An erotic dancer by trade, Ani begins to picture an alternate life for herself through the lens of Ivan’s riches. We watch her negotiate her obligations to HQ, the Manhattan strip club where she’s employed, struggling to book time off and fighting with other aggressive, fiercely competitive dancers. So when Ivan asks her – while they’re loved up and drugged up in bed together in Las Vegas – to marry him, the fantasy begins to crystallise.

The pair wed in matching beige finery: Ivan in a suit jacket over his bare chest (save for a couple of silver necklaces) and Ani wearing a silky nude corset and ripped denim cutoffs. This sequence, as well as the movie’s nudity-heavy opening scene, is set to a remix of Take That’s ‘Greatest Day’, a 2008 single that Baker apparently chose by happenstance, punching the words into Spotify and listening to whatever came up. This song choice serves to emphasise the flighty, fantastical elements of Ani’s Pretty Woman experience, but also seems to underscore it as a kind of joke. 

Back in New York, Anora briefly shifts its tone from rom-com to home invasion thriller, pivoting to slapstick before settling back into dramedy mode. In the absence of Ivan’s manic rabbit energy, Ani looks on as her dream life begins to crumble from underneath her. Though she puts up a fierce fight, she is manhandled and restrained by three Armenian henchmen (led by frequent Baker collaborator Karren Karagulian): the harried employees of Ivan’s billionaire oligarch parents, who have been tasked with the mission of getting their son’s quickie marriage annulled. 

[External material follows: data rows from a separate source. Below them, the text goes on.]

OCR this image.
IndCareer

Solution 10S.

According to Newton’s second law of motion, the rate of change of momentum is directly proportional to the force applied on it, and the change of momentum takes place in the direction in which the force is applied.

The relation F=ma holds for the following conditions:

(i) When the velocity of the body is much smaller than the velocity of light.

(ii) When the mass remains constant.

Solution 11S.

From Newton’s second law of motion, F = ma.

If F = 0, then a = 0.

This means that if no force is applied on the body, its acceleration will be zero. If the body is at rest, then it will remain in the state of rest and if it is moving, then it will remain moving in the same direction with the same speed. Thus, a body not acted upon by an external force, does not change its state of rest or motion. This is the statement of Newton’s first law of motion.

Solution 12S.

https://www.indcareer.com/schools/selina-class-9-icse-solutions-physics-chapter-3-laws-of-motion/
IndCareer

The film has earned multiple comparisons to Uncut Gems (2019), Josh and Benny Safdie’s frenetic crime thriller, but Baker seems to have more affection for his protagonist and is clearly invested in her inner life. Early on in the film, we follow Ani home on her subway commute at the end of a night at HQ, the red tinsel streaks in her hair — strands that catch the deep purple of the club lights — tucked beneath a beanie, her body wrapped in loose, dark street clothes.

But in creating a character that’s so easy to root for, Baker flattens her a bit. As Sophie Monks Kaufman observes in her Little White Lies review, the filmmaker never gives the audience a chance to root against Ani, and the script “does not afford her character the same chances to be despicable” as it did for Simon Rex’s pornstar protagonist in Red Rocket (2021): “The opportunism of her attachment to Ivan is under-explored and instead, her affection for him is played up.” In this way, Ani cleaves a little too close to the ‘hooker with a heart of gold’ trope, which describes a sex worker stock character whose fair morals are written to compensate for their less acceptable profession.

However, the note that Baker elects to leave us on is a complex, poignant one, and Madison’s bravura performance is such that you never see it coming. If there were any justice in this world (Cannes), it would win the festival’s top prize. But Anora understands that life isn’t always fair. In fact, it’s almost always kind of quietly heartbreaking.